Chilly wind sharp as a razor blade
House on fire, debts unpaid
Gonna stand at the window, gonna ask the maid
Have you seen dignity?
A player so skilled, focused and diligent should’ve been embraced by Atlanta when the Braves moved to Georgia’s capital city in 1966. In that year, Aaron led the National League in home runs with 44 and runs batted in with 127. What a model of consistency: nine years earlier, when the Braves played in Milwaukee, Aaron was the National League’s Most Valuable Player.
At an age when many superstars slow down, Aaron turned on the juices again. The “smart money” believed he was a solid bet to break Ruth’s record, even as he approached his mid-thirties and — over 250 home runs away from number 715.
Great hitting aside, many Braves “fans” chastised the way Aaron appeared on the field. His finesse and fluid movements made some believe Aaron didn’t give his all or have his head in the game. If he was thrown out, the misinformed complained it was because Aaron only “shuffled” to the next base. Aaron’s hustle, cheered by fans on a previous play, was forgotten. In a region obsessed with football, the studied approach and nuances applied by Aaron were too often overlooked.
Still, those who saw him day-in and day-out watched in awe. Bob Wolf, a legendary sportswriter with The Milwaukee Journal , observed that as Aaron advanced in both prestige and experience, he became “more and more the perfectionist” on the field. Sadly, Atlanta blew hot and cold on Henry Aaron, too often missing the humble artistry he brought to his game.
For decades, Atlanta has been among the top of the front-runner towns. A hot team, a hit recording artist or a record-setting athlete drawing national acclaim has long been a ray of sunshine in a region often embarrassed over past associations with Jim Crow. Of course, Henry Aaron, a native of Alabama, knew of the trouble Jim Crow made. Well into his adult years, Aaron kept running into Crow, even as the nation sought to vanquish the Crow legacy through new laws, and at times, a change of heart.
At times the change of heart revealed itself in curious ways, as it did one afternoon in the summer of ’68. Aaron’s first memoir, “Aaron, r.f.” , had just been published and he was making the book store rounds, with hundreds of fans lined up to receive personally signed copies of his book. One such store was the Eller News Center, an oasis of culture in the mostly white and dry city of Forest Park, a suburb just south of Atlanta.
There were racist hotheads in the city’s schools and churches, but there were also those who simply marveled at Aaron’s prowess and dedication between the lines. They were fans — admirers even– and they were interested in what Aaron had written about his life (all 34 years of it at the time). They’d get his book, his autograph, maybe get to shake his hand and perhaps learn if that rumor about Hank Aaron moving to Forest Park was true.

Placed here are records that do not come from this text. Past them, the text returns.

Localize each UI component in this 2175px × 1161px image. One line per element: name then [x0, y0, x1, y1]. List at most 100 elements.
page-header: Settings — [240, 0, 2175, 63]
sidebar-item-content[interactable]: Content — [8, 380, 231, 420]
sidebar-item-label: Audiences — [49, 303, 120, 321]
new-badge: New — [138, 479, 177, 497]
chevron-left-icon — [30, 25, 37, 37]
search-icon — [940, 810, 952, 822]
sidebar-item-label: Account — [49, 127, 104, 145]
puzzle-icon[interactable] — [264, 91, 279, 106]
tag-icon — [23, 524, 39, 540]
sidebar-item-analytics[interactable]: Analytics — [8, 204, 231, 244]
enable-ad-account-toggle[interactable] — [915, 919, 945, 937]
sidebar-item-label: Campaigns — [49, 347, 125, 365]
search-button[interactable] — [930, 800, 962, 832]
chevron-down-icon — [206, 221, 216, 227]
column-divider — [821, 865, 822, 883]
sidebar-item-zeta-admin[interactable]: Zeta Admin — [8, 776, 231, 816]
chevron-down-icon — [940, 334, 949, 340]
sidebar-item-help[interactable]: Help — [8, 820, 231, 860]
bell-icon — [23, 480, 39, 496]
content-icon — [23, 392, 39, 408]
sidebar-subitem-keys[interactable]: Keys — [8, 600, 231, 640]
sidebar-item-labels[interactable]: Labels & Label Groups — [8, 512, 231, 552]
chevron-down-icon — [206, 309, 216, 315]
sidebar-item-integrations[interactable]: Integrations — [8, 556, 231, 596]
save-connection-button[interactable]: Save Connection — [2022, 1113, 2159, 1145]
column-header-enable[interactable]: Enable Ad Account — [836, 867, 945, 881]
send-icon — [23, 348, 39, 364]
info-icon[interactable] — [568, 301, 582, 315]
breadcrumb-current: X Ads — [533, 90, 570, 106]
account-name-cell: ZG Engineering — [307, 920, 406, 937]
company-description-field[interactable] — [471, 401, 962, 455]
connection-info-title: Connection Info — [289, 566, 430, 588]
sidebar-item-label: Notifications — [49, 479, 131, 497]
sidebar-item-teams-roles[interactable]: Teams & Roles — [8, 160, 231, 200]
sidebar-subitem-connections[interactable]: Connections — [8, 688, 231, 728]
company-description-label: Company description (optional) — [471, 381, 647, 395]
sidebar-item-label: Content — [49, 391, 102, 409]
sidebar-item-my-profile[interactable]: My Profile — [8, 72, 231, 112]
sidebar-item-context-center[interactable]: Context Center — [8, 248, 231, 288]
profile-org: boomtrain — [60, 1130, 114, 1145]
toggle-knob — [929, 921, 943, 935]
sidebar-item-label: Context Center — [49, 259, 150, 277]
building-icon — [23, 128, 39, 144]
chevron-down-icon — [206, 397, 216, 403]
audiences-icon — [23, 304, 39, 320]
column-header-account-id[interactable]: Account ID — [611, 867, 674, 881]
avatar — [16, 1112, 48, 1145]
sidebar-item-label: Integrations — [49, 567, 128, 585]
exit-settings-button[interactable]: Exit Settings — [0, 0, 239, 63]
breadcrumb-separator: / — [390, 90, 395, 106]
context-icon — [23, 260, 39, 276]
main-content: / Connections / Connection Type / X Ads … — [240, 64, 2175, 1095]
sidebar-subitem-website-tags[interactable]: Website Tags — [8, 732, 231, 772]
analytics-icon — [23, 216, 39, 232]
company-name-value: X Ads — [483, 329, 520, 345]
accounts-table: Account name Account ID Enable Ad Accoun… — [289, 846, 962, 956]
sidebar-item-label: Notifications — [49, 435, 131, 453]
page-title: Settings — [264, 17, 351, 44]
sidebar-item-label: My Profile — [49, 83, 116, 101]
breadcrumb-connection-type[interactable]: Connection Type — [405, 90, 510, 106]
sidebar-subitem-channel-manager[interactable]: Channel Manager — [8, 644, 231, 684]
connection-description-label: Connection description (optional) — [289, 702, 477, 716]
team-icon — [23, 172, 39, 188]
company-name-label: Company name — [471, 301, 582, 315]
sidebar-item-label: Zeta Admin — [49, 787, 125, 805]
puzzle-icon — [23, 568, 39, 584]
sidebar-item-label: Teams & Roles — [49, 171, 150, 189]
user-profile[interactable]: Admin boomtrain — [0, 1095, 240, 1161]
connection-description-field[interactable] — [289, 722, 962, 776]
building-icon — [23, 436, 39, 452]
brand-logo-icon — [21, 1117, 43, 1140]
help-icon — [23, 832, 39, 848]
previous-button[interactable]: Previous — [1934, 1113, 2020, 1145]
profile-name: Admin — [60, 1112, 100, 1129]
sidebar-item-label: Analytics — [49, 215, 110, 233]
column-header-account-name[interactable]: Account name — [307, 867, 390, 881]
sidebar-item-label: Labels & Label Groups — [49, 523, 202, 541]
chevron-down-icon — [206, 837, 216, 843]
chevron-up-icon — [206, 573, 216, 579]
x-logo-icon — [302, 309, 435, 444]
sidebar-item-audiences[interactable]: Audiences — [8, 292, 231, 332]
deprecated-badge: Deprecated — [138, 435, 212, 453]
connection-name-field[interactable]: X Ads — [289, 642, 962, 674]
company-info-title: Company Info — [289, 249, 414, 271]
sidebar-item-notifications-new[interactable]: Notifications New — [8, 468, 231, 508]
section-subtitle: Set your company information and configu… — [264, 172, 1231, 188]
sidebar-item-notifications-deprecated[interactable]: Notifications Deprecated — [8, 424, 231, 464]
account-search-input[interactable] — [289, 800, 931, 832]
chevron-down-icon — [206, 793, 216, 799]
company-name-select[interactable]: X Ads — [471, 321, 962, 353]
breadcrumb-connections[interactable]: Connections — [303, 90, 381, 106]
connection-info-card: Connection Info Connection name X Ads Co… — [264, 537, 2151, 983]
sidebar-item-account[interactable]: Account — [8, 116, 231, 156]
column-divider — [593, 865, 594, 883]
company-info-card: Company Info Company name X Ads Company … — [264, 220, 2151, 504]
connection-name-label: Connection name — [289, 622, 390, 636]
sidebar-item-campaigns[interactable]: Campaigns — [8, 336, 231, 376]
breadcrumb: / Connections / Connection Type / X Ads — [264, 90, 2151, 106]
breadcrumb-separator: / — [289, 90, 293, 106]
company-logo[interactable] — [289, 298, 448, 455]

People, with no idea how the rumor started, were talking about Aaron moving to Forest Park’s most exclusive street. Which house the Braves superstar would buy had already been determined, according to townsfolk. It was a house on a hill with a rolling yard in a verdant enclave barely a long noisy out from the typical middle class subdivisions that went up in the late ’50s.
Aaron would make his place among other professionals on the street: the doctors, lawyers, veterinarians, store owners, and Forest Park’s mayor. It made sense to us; near the end of the ’67 season, The Sporting News reported Aaron planned to move his family from the Milwaukee suburb of Mequon to a year-round home in the Atlanta area. And Forest Park had easy access to I-75, making for a quick trip to his work at Atlanta Stadium. This was going to be great. Maybe Henry Aaron, who lives just a half-mile away, could get me on as a Braves batboy! Of course, there must have been two dozen boys within that half-mile thinking the same thing.